Ковалев даже за руку мужчину схватил, но тот руку с возмущением выдернул:
— Ты не хватай, не хватай!.. «Чернявый»!.. Никакой он не чернявый. Русский он, чего ты?..
— Ну, что русский — понятно. Но брюнет?
— Никакой не брунет. Обыкновенный… Чего тебе, вообще, надо-то?
— Вы не обижайтесь, — сказал Ковалев. — Понимаете, не может быть такого, чтоб вот так: был человек — и не стало. Я про Алексееву Ирку говорю. Ну, может, она здесь комнату снимала?
Мужчина слегка ошалел.
— Когда?
— Ну, полгода назад, год?
— Да какую комнату! Говорю же — у них всего две комнаты, а самих — четверо, Юрка с Танькой и двое ребятишек.
— Ну, может, они уезжали куда?
— Кто?
— Да Нефедовы же!
— Откуда я знаю?.. Слушай, я с работы иду, устал, а ты тут с расспросами. Шел бы ты, а?
Мужчина с яростью захлопнул дверь, и Ковалев остался на площадке в одиночестве.

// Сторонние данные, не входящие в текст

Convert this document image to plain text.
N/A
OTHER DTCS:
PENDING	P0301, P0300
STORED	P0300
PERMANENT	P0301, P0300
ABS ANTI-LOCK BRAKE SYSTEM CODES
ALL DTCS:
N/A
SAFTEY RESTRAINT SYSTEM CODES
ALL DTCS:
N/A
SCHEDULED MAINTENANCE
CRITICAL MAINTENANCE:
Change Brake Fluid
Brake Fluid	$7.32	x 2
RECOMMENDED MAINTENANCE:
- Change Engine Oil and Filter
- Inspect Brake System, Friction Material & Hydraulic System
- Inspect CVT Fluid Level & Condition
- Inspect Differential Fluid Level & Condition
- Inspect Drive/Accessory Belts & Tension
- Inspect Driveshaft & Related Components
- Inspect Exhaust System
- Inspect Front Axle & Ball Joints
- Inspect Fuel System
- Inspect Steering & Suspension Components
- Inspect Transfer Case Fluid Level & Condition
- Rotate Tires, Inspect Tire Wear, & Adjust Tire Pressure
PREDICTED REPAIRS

Постоял, ничего не понимая. Потом, вздрогнув, вспомнил. Выскочил из подъезда, забежал в другой. Лампочка тут еле тлела, трудно было рассмотреть что-нибудь на грязных ступеньках. Ковалев наклонился, вглядываясь. Ничего не было видно — если и были следы крови, так их замыли давно, подумал он. И вдруг в глаза бросилась знакомая надпись на стене: «Мне нужен труп — я выбрал вас. До скорой встречи. Фантомас».
Какое-то время он, оглушенный, не мог собраться с мыслями. Только тупо глядел на надпись.
Вышел на улицу, сел на скамейку. Вот сюда подъезжала «скорая», чтобы забрать его. Забрать, увезти из этого одичавшего мира, отвечающего на любовь равнодушием.
Он глядел на снег, вслушивался, и наконец услышал: «Здесь мы! Здесь мы! Нету нас, нету нас! Забыли нас, предали нас!..».
Вскочил. Бросился к подъезду, требовательно нажал кнопку звонка у дерматиновой двери.